Abortion is among a number of fundamental rights that the court over many decades recognized at least in part as what are called “substantive” due process liberties, including contraception in 1965, interracial marriage in 1967 and same-sex marriage in 2015.
Though these rights are not explicitly mentioned in the Constitution, they are linked to personal privacy, autonomy, dignity and equality. Conservative critics of the substantive due process principle have said it improperly lets unelected justices make policy choices better left to legislators.
Alito reasoned in the draft that substantive due process rights must be “deeply rooted” in U.S. history and tradition and essential to the nation’s “scheme of ordered liberty.” Abortion, he said, is not, and rejected arguments that it is essential for privacy and bodily autonomy reasons.
Like abortion, other personal rights including contraception and same-sex marriage may be found by conservative justices to fall outside this framework involving rights “deeply rooted” in American history, scholars noted.
“This was considered social progress – we were changing as a society and different things became important and became part of what one cherished,” said Carol Sanger, an expert in reproductive rights at Columbia Law School.
In the draft, Alito sought to distinguish abortion from other rights because it, unlike the others, destroys what the Roe ruling called “potential life.”
“Nothing in this opinion should be understood to cast doubt on precedents that do not concern abortion,” Alito wrote.
Sepper said that Alito is “not particularly convincing because he doesn’t do the work to distinguish those cases in a meaningful way.” She added: “It’s a really sweeping opinion. It doesn’t pull any punches when it comes to the abortion right.”
Alito’s opinion resembles his dissent in the court’s same-sex marriage ruling in which he said the 14th Amendment’s due process promise protects only rights deeply rooted in America’s history and tradition.
“And it is beyond dispute that the right to same-sex marriage is not among those rights,” Alito wrote in his 2015 dissent.

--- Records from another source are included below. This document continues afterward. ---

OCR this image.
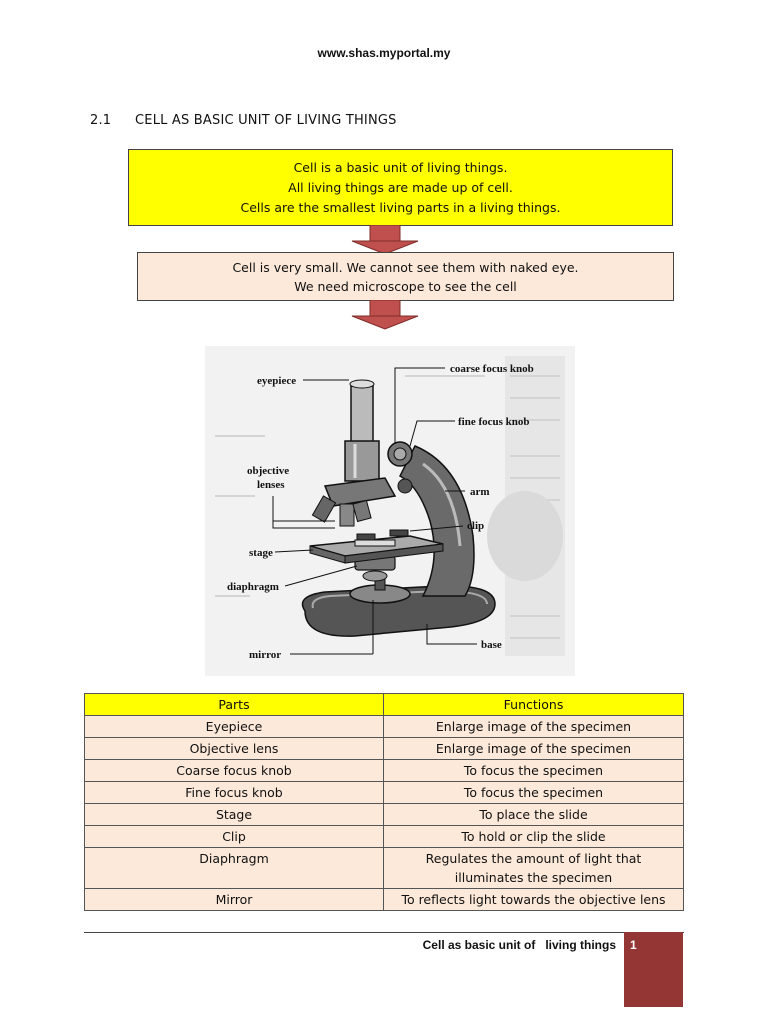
www.shas.myportal.my
2.1 CELL AS BASIC UNIT OF LIVING THINGS
Cell is a basic unit of living things.
All living things are made up of cell.
Cells are the smallest living parts in a living things.
Cell is very small. We cannot see them with naked eye.
We need microscope to see the cell
eyepiece
coarse focus knob
fine focus knob
objective
lenses
arm
clip
stage
diaphragm
mirror
base
Parts	Functions
Eyepiece	Enlarge image of the specimen
Objective lens	Enlarge image of the specimen
Coarse focus knob	To focus the specimen
Fine focus knob	To focus the specimen
Stage	To place the slide
Clip	To hold or clip the slide
Diaphragm	Regulates the amount of light that illuminates the specimen
Mirror	To reflects light towards the objective lens
Cell as basic unit of   living things	1
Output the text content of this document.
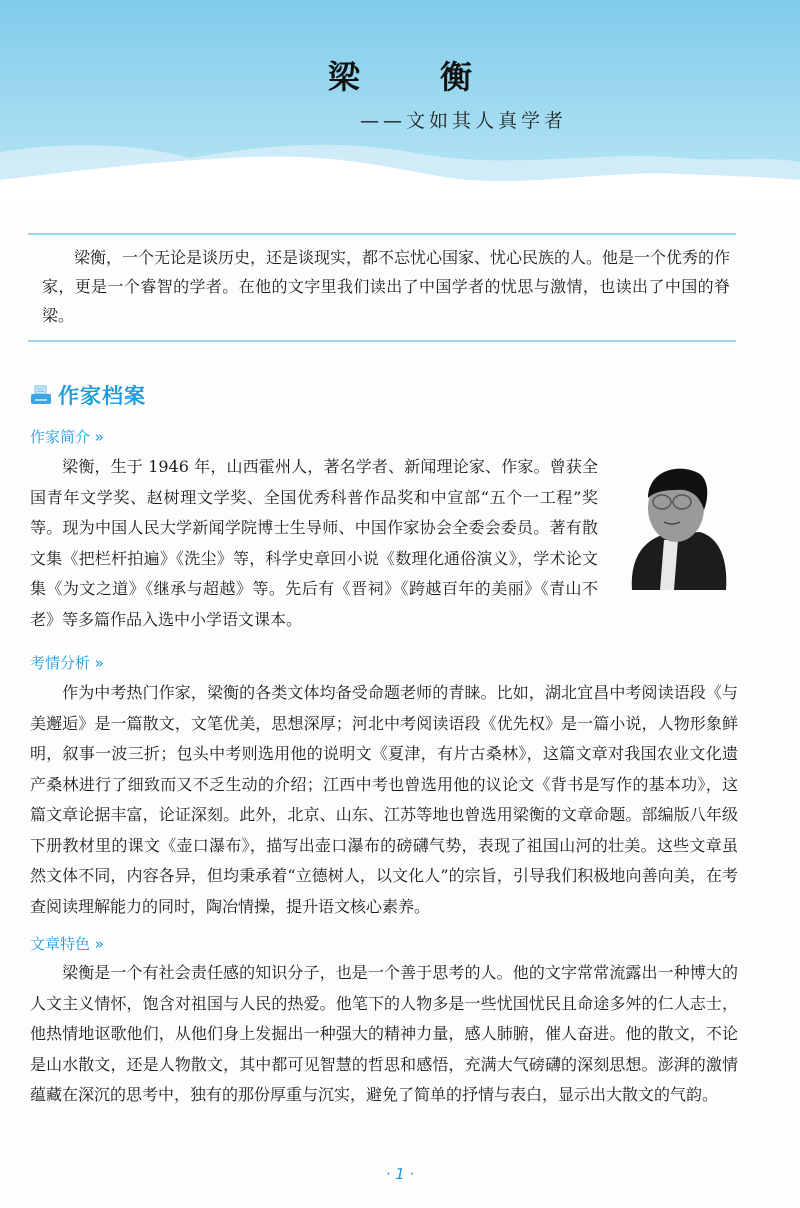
梁　衡
——文如其人真学者

梁衡，一个无论是谈历史，还是谈现实，都不忘忧心国家、忧心民族的人。他是一个优秀的作家，更是一个睿智的学者。在他的文字里我们读出了中国学者的忧思与激情，也读出了中国的脊梁。

作家档案
作家简介 »

梁衡，生于 1946 年，山西霍州人，著名学者、新闻理论家、作家。曾获全国青年文学奖、赵树理文学奖、全国优秀科普作品奖和中宣部“五个一工程”奖等。现为中国人民大学新闻学院博士生导师、中国作家协会全委会委员。著有散文集《把栏杆拍遍》《洗尘》等，科学史章回小说《数理化通俗演义》，学术论文集《为文之道》《继承与超越》等。先后有《晋祠》《跨越百年的美丽》《青山不老》等多篇作品入选中小学语文课本。

考情分析 »

作为中考热门作家，梁衡的各类文体均备受命题老师的青睐。比如，湖北宜昌中考阅读语段《与美邂逅》是一篇散文，文笔优美，思想深厚；河北中考阅读语段《优先权》是一篇小说，人物形象鲜明，叙事一波三折；包头中考则选用他的说明文《夏津，有片古桑林》，这篇文章对我国农业文化遗产桑林进行了细致而又不乏生动的介绍；江西中考也曾选用他的议论文《背书是写作的基本功》，这篇文章论据丰富，论证深刻。此外，北京、山东、江苏等地也曾选用梁衡的文章命题。部编版八年级下册教材里的课文《壶口瀑布》，描写出壶口瀑布的磅礴气势，表现了祖国山河的壮美。这些文章虽然文体不同，内容各异，但均秉承着“立德树人，以文化人”的宗旨，引导我们积极地向善向美，在考查阅读理解能力的同时，陶冶情操，提升语文核心素养。

文章特色 »

梁衡是一个有社会责任感的知识分子，也是一个善于思考的人。他的文字常常流露出一种博大的人文主义情怀，饱含对祖国与人民的热爱。他笔下的人物多是一些忧国忧民且命途多舛的仁人志士，他热情地讴歌他们，从他们身上发掘出一种强大的精神力量，感人肺腑，催人奋进。他的散文，不论是山水散文，还是人物散文，其中都可见智慧的哲思和感悟，充满大气磅礴的深刻思想。澎湃的激情蕴藏在深沉的思考中，独有的那份厚重与沉实，避免了简单的抒情与表白，显示出大散文的气韵。

· 1 ·
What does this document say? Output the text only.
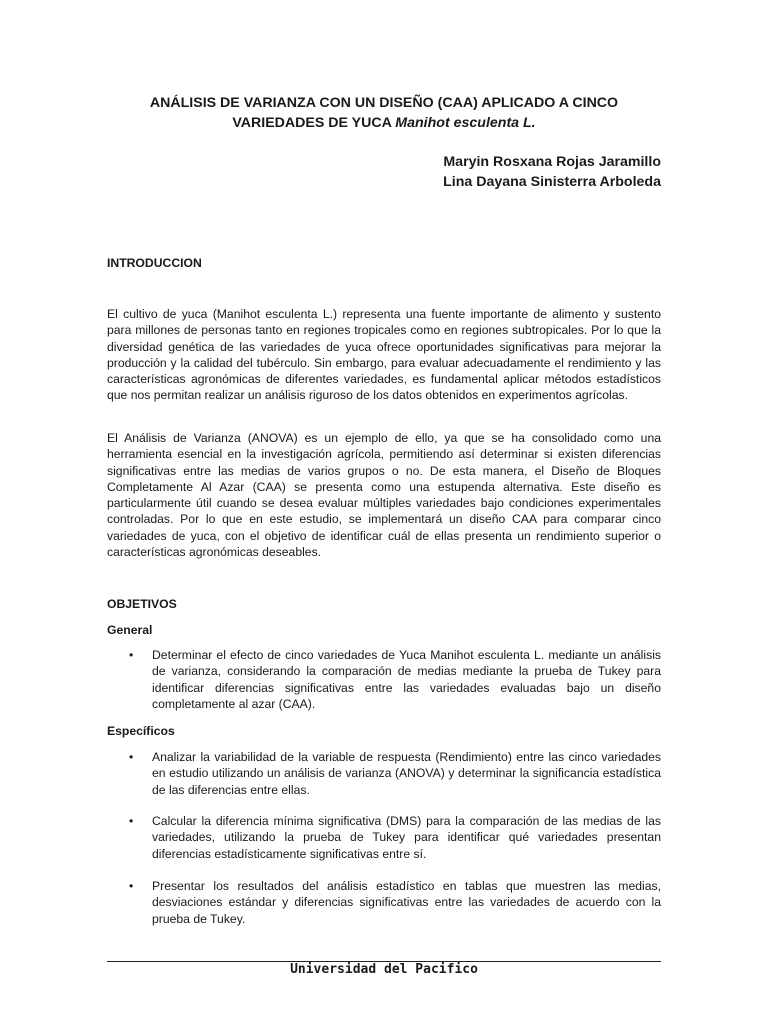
ANÁLISIS DE VARIANZA CON UN DISEÑO (CAA) APLICADO A CINCO VARIEDADES DE YUCA Manihot esculenta L.
Maryin Rosxana Rojas Jaramillo
Lina Dayana Sinisterra Arboleda
INTRODUCCION

El cultivo de yuca (Manihot esculenta L.) representa una fuente importante de alimento y sustento para millones de personas tanto en regiones tropicales como en regiones subtropicales. Por lo que la diversidad genética de las variedades de yuca ofrece oportunidades significativas para mejorar la producción y la calidad del tubérculo. Sin embargo, para evaluar adecuadamente el rendimiento y las características agronómicas de diferentes variedades, es fundamental aplicar métodos estadísticos que nos permitan realizar un análisis riguroso de los datos obtenidos en experimentos agrícolas.

El Análisis de Varianza (ANOVA) es un ejemplo de ello, ya que se ha consolidado como una herramienta esencial en la investigación agrícola, permitiendo así determinar si existen diferencias significativas entre las medias de varios grupos o no. De esta manera, el Diseño de Bloques Completamente Al Azar (CAA) se presenta como una estupenda alternativa. Este diseño es particularmente útil cuando se desea evaluar múltiples variedades bajo condiciones experimentales controladas. Por lo que en este estudio, se implementará un diseño CAA para comparar cinco variedades de yuca, con el objetivo de identificar cuál de ellas presenta un rendimiento superior o características agronómicas deseables.

OBJETIVOS
General
• Determinar el efecto de cinco variedades de Yuca Manihot esculenta L. mediante un análisis de varianza, considerando la comparación de medias mediante la prueba de Tukey para identificar diferencias significativas entre las variedades evaluadas bajo un diseño completamente al azar (CAA).
Específicos
• Analizar la variabilidad de la variable de respuesta (Rendimiento) entre las cinco variedades en estudio utilizando un análisis de varianza (ANOVA) y determinar la significancia estadística de las diferencias entre ellas.
• Calcular la diferencia mínima significativa (DMS) para la comparación de las medias de las variedades, utilizando la prueba de Tukey para identificar qué variedades presentan diferencias estadísticamente significativas entre sí.
• Presentar los resultados del análisis estadístico en tablas que muestren las medias, desviaciones estándar y diferencias significativas entre las variedades de acuerdo con la prueba de Tukey.
Universidad del Pacifico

Some conservative commentators have suggested that Alito has provided a road map for future attempts to eliminate other guaranteed liberties. Other legal scholars doubt that there is either a willingness on the court or in legislatures to eliminate other rights.
“On interracial marriage, contraception and same-sex marriage, for one reason or another there is no likelihood the court is going to revisit those decisions,” Northwestern University law professor John McGinnis said.

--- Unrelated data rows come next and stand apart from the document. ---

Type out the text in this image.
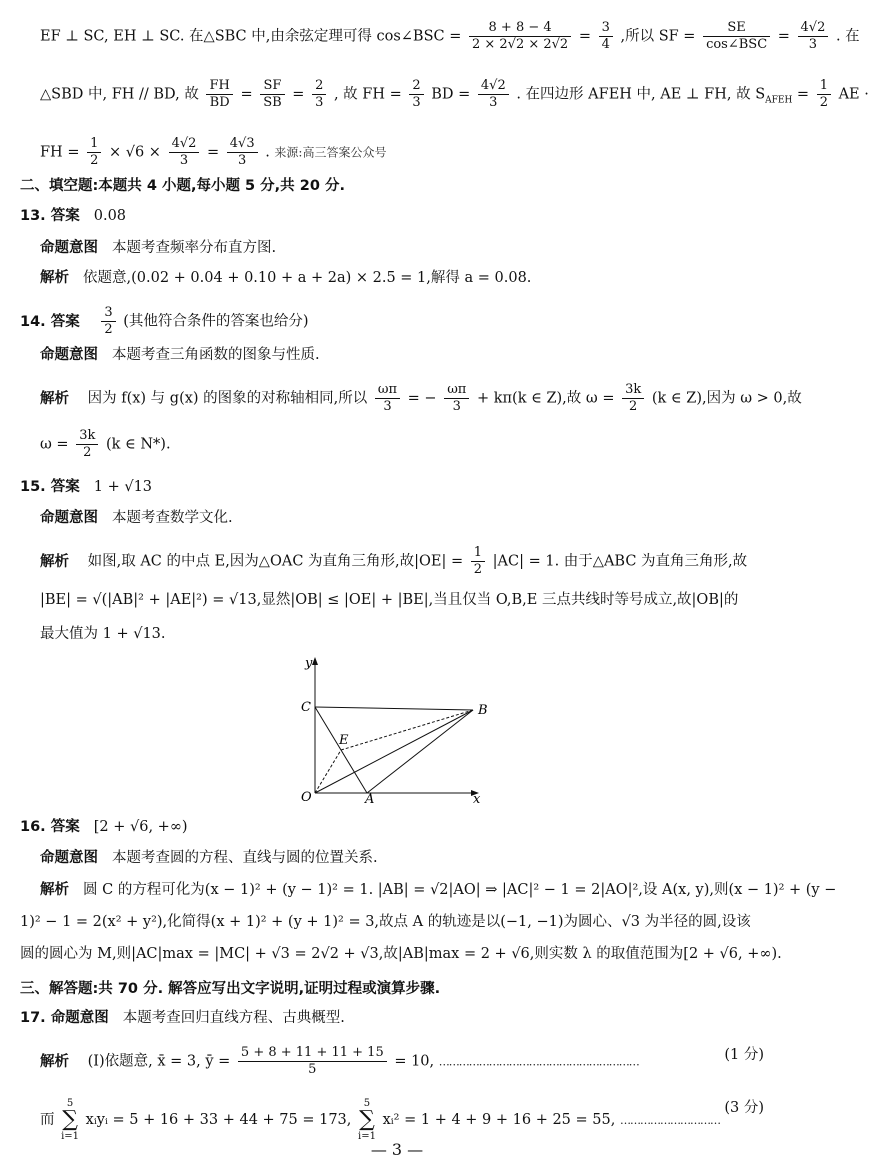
EF ⊥ SC, EH ⊥ SC. 在△SBC 中,由余弦定理可得 cos∠BSC = $\frac{8 + 8 - 4}{2 \times 2√2 \times 2√2} = \frac{3}{4}$ ,所以 SF =
SE
cos∠BSC = $\frac{4√2}{3}$ . 在
△SBD 中, FH // BD, 故 $\frac{FH}{BD} = \frac{SF}{SB} = \frac{2}{3}$ , 故 FH = $\frac{2}{3}$ BD = $\frac{4√2}{3}$ . 在四边形 AFEH 中, AE ⊥ FH, 故 $S_{AFEH} = \frac{1}{2}$ AE ·
FH = $\frac{1}{2} \times √6 \times \frac{4√2}{3} = \frac{4√3}{3}$ . 来源:高三答案公众号
二、填空题:本题共 4 小题,每小题 5 分,共 20 分.
13. 答案 0.08
命题意图 本题考查频率分布直方图.
解析 依题意,(0.02 + 0.04 + 0.10 + a + 2a) × 2.5 = 1,解得 a = 0.08.
14. 答案 $\frac{3}{2}$ (其他符合条件的答案也给分)
命题意图 本题考查三角函数的图象与性质.
解析 因为 f(x) 与 g(x) 的图象的对称轴相同,所以 $\frac{\omega\pi}{3}$ = − $\frac{\omega\pi}{3} + k\pi(k$ ∈ Z),故 $\omega = \frac{3k}{2} (k$ ∈ Z),因为 ω > 0,故
$\omega = \frac{3k}{2} (k$ ∈ N*).
15. 答案 1 + √13
命题意图 本题考查数学文化.
解析 如图,取 AC 的中点 E,因为△OAC 为直角三角形,故$|OE| = \frac{1}{2} |AC| = 1$. 由于△ABC 为直角三角形,故
|BE| = √(|AB|² + |AE|²) = √13,显然|OB| ≤ |OE| + |BE|,当且仅当 O,B,E 三点共线时等号成立,故|OB|的
最大值为 1 + √13.
y
x
O	A
B
C
E
16. 答案 [2 + √6, +∞)
命题意图 本题考查圆的方程、直线与圆的位置关系.
解析 圆 C 的方程可化为(x − 1)² + (y − 1)² = 1. |AB| = √2|AO| ⇒ |AC|² − 1 = 2|AO|²,设 A(x, y),则(x − 1)² + (y −
1)² − 1 = 2(x² + y²),化简得(x + 1)² + (y + 1)² = 3,故点 A 的轨迹是以(−1, −1)为圆心、√3 为半径的圆,设该
圆的圆心为 M,则|AC|max = |MC| + √3 = 2√2 + √3,故|AB|max = 2 + √6,则实数 λ 的取值范围为[2 + √6, +∞).
三、解答题:共 70 分. 解答应写出文字说明,证明过程或演算步骤.
17. 命题意图 本题考查回归直线方程、古典概型.
解析 (Ⅰ)依题意, x̄ = 3, ȳ = $\frac{5 + 8 + 11 + 11 + 15}{5} = 10$, ……………………………………………………	(1 分)
而 5
∑
i=1 xᵢyᵢ = 5 + 16 + 33 + 44 + 75 = 173, 5
∑
i=1 xᵢ² = 1 + 4 + 9 + 16 + 25 = 55, …………………………
(3 分)
— 3 —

The fact that Americans have relied on the same-sex marriage decision to plan and invest in their lives and relationships makes it unlikely that the justices will overturn it, McGinnis said.
McGinnis added, “No state legislature is going to get rid of contraception. That’s fanciful. And no state legislature is going to get rid of interracial marriage.”
George Mason University constitutional law professor Ilya Somin said Alito’s ruling could make it unlikely the court would recognize due process protections in new areas such as transgender rights.
“But on the whole its effect on due process rights is likely to be minor,” Somin said.